Another thermodinamics exercise,

[claudiadeluca]

The volume of a cylinder, with adiabatic walls and closed at the ends, has been divided in two parts by an adiabatic plate (with unimportant volume), which can slide without friction inside the cylinder (it is like a movable piston).

The cylinder has been filled with an ideal diatomic gas, and initially the pressures, the temperatures and the volumes are the same in the two parts of the cylinder separated by the plate.

Pin=1.0 atm
Vin=1.14 L
Tin=302 K

We (very slowly) start giving heat to part number 1, using an electric resistance, until the volume of part number 2 has become half than what it was before.

Calculate:

1) the value of the final pressure
2) the final temperatures of both parts
3) the heat "given" to part number 1

NB: when the plate is at equilibrium the pressure at its sides is the same.

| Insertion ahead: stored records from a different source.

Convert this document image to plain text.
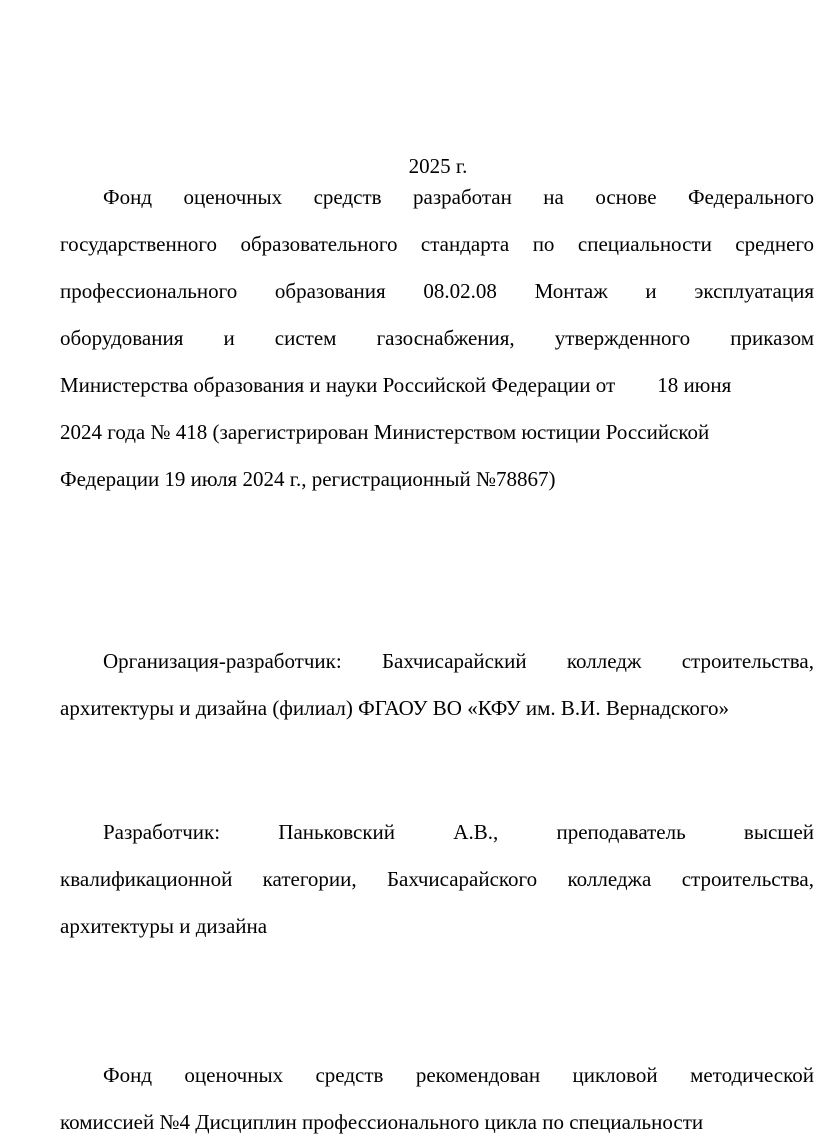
2025 г.
Фонд оценочных средств разработан на основе Федерального
государственного образовательного стандарта по специальности среднего
профессионального образования 08.02.08 Монтаж и эксплуатация
оборудования и систем газоснабжения, утвержденного приказом
Министерства образования и науки Российской Федерации от 18 июня
2024 года № 418 (зарегистрирован Министерством юстиции Российской
Федерации 19 июля 2024 г., регистрационный №78867)
Организация-разработчик: Бахчисарайский колледж строительства,
архитектуры и дизайна (филиал) ФГАОУ ВО «КФУ им. В.И. Вернадского»
Разработчик: Паньковский А.В., преподаватель высшей
квалификационной категории, Бахчисарайского колледжа строительства,
архитектуры и дизайна
Фонд оценочных средств рекомендован цикловой методической
комиссией №4 Дисциплин профессионального цикла по специальности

Pardon the misuse of physics words, I'm not english.

Thanks, any help is really needed and appreciated.

 

[chaoseverlasting]

Since the process is adiabatic, $$PV^{\gamma}=constant$$.
Therefore, $$P_0V_0^{\gamma}=P_1\frac{V_0}{2}^{\gamma}$$
$$P=P_02^{\gamma}$$

Using the same expression for an adiabatic process and the ideal gas equation (pv=nrt), you can solve for the second part.

For the third part, $$dq=Pdv+\frac{nfR}{2} dt$$. Again, you can find the required paramaters using $$PV^{\gamma}=K$$